When you have to remind the world of your rights, chances are you've lost some of them and your command is slipping.

Small potatoes, you say. It's just protocol. Maybe, but such magified little gestures often indicate why things go wrong.

Feeling the need to point out who's in charge of what in this case undermines what's left of the "people of God" imagery that so many Catholics took seriously during and after Vatican II. The Council used it to signify the founding metaphor, but more traditional heads have prevailed.

The pope and his team prefer to reinforce the metaphor of fortress Catholicism where the chain of command curtails certain forms of speech like open debate among even the princes. The Vatican, therefore, in trouble, reasserts its pattern of feudalism in an age that simply doesn't buy it except, of course, in the culture of corporations where profits and economic dominance trump any pretense to Christianity.

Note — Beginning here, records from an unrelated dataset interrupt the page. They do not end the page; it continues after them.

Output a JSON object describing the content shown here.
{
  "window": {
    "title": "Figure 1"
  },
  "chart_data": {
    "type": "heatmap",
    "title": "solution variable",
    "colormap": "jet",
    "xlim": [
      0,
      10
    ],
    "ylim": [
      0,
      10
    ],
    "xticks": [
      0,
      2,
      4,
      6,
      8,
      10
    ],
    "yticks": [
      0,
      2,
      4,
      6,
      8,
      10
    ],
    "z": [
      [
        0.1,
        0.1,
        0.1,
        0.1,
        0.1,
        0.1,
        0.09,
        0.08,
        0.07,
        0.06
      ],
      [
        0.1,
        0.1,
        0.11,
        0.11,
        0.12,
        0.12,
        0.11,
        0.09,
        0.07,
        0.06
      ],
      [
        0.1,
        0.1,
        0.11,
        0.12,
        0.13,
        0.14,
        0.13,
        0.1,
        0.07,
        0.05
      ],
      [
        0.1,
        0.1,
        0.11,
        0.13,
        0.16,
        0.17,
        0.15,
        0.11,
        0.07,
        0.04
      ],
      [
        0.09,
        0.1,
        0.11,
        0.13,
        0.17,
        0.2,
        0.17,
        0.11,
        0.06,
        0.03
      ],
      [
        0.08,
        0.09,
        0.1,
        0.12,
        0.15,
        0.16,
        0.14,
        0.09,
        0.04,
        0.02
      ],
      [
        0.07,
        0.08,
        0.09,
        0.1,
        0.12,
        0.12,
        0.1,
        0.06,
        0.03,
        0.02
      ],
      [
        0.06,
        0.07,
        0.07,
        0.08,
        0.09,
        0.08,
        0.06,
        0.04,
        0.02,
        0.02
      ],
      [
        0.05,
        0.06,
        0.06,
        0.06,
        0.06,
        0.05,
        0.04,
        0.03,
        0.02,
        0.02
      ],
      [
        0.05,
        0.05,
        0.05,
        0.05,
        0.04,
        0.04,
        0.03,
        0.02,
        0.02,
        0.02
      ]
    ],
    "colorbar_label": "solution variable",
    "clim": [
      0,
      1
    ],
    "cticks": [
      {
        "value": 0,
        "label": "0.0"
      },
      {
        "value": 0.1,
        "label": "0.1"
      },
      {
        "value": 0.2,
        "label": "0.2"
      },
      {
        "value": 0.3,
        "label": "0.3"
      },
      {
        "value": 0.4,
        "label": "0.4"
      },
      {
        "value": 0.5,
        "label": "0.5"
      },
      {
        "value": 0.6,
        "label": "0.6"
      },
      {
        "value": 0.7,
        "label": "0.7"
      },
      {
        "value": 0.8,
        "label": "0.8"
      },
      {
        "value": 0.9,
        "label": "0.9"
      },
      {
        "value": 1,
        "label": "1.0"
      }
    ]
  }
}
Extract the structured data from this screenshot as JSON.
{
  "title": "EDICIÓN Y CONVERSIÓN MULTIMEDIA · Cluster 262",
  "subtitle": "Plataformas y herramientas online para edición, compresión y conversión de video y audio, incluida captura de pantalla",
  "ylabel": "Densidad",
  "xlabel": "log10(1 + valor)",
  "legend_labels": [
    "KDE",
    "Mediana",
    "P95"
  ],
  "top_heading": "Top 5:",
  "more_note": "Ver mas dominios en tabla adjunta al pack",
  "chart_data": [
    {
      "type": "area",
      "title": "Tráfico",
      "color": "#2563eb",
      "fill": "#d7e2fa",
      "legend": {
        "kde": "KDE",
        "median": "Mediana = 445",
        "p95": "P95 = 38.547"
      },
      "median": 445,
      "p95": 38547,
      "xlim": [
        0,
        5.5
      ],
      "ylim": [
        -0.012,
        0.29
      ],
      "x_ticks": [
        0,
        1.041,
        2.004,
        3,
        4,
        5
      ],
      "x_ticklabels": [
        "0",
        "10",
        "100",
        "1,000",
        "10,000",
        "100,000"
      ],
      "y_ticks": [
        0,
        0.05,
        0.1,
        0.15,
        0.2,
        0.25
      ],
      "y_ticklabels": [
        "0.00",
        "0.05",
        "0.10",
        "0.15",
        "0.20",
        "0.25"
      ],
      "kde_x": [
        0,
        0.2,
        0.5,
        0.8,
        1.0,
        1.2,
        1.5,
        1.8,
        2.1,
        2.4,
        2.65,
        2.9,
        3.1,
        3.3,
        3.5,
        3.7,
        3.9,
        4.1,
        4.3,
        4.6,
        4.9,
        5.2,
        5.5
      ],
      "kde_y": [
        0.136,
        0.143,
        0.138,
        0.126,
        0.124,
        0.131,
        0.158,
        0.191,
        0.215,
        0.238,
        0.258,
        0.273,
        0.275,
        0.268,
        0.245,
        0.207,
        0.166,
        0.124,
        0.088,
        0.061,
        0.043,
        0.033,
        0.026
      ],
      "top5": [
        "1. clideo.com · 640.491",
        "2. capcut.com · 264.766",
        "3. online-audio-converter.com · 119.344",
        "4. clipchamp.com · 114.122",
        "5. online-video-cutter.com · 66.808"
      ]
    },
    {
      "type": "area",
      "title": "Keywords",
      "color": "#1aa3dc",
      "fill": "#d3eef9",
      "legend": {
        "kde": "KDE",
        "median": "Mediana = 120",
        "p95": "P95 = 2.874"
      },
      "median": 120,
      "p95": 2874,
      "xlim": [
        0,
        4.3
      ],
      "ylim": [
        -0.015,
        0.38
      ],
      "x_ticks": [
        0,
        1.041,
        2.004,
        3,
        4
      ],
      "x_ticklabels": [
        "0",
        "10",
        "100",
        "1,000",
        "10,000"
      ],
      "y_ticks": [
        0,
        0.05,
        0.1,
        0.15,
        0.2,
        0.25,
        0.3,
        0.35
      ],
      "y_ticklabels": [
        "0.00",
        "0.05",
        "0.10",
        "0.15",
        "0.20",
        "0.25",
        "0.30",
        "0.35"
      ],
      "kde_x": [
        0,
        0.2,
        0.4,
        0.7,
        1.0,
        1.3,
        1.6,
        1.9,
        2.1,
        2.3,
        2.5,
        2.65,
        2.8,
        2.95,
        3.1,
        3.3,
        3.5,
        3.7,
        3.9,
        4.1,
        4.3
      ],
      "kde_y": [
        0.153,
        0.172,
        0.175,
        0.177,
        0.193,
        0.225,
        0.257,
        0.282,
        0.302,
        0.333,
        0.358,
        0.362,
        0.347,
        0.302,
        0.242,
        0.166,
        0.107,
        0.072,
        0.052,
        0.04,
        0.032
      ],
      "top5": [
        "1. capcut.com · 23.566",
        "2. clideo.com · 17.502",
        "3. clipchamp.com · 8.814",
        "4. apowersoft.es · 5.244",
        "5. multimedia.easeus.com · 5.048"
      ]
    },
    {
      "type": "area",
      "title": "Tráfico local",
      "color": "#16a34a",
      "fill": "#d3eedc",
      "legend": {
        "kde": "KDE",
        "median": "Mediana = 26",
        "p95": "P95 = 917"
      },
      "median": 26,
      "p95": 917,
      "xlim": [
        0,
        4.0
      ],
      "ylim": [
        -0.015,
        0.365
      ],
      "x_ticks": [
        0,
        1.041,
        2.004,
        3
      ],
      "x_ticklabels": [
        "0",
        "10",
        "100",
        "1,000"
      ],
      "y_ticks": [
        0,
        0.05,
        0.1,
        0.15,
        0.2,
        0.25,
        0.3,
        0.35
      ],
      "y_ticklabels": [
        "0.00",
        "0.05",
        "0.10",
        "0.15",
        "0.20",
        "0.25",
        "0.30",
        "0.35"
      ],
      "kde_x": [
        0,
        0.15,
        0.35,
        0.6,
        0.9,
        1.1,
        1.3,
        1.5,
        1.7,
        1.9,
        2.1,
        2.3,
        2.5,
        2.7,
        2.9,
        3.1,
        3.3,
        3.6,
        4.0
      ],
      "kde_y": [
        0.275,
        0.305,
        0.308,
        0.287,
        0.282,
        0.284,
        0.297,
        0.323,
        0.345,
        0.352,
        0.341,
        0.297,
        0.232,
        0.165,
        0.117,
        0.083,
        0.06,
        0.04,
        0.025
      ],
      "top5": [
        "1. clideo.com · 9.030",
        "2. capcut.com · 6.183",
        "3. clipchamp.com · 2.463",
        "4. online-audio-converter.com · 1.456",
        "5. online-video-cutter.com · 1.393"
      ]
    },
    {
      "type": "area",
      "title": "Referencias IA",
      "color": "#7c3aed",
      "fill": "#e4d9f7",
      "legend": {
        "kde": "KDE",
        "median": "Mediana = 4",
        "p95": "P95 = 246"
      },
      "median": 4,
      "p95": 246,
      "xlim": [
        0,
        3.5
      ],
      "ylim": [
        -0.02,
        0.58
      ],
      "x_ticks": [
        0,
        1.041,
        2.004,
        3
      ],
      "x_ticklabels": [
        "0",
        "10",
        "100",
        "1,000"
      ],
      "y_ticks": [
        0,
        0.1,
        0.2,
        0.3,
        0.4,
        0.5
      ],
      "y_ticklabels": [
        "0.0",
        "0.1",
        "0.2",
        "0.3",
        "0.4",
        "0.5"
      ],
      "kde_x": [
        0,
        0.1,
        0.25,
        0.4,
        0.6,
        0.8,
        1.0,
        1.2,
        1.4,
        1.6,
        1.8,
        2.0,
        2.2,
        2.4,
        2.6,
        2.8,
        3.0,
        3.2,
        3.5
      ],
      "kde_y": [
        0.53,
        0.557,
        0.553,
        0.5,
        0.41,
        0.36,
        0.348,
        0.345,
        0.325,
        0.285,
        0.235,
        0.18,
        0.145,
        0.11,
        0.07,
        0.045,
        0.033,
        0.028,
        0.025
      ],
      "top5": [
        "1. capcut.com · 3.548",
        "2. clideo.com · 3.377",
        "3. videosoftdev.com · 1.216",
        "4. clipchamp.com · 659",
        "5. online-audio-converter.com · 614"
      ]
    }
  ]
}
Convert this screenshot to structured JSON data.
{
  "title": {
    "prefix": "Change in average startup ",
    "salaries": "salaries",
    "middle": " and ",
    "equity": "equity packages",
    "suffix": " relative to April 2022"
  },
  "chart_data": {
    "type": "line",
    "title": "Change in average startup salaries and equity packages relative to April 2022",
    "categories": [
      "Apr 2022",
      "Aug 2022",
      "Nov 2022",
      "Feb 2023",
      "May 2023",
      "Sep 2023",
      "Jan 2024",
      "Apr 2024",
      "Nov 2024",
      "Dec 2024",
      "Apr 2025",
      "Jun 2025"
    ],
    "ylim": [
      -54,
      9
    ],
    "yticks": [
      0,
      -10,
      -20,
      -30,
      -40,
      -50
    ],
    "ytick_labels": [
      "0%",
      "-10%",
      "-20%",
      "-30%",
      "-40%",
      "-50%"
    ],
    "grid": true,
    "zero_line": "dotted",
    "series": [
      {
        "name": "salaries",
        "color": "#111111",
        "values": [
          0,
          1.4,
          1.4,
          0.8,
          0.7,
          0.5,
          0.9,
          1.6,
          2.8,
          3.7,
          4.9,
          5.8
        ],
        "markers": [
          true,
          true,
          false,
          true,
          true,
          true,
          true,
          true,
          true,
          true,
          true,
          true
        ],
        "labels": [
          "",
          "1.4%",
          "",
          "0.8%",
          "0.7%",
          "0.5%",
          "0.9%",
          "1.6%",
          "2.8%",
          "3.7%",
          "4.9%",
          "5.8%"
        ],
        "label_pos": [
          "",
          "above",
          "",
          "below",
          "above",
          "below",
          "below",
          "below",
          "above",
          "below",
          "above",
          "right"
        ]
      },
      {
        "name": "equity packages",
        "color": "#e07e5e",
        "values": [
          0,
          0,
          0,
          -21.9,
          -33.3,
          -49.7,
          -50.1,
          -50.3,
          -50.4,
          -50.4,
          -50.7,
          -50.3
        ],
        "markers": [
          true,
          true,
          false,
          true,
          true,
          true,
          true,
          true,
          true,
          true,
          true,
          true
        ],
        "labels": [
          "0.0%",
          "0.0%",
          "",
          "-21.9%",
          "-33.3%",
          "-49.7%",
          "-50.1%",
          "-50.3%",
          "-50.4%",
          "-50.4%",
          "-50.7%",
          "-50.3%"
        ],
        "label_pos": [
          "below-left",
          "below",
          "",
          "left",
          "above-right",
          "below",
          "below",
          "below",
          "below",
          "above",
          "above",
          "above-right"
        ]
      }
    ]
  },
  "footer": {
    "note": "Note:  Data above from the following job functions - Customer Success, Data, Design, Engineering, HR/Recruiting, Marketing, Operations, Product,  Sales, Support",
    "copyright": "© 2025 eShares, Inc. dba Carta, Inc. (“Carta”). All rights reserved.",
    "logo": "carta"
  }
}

Once long ago, bad-mouthing the English king was outlawed and violators risked lots of things including their lives. And the English, generally speaking, had done more to permit free speech than other Europeans. But they drew the line at threatening the king's "divine right" aura. America's founders, in reaction, abolished such protections in the First Amendment's guarantees of free speech and press. Jefferson was gung-ho in favor of it; later as president he took his lumps from those who practiced it.

Most Americans, I assume, believe that open airing of ideas and views is essential to the body politic. Most Catholic Americans, I likewise assume, believe that orchestraiting and sometimes suppressing ideas and views by Vatican authorities smacks of an earlier, more backward period that seems odd, if not irritating.

At the very least it should ramp up speculation about what the minds under those red hats really think of each other.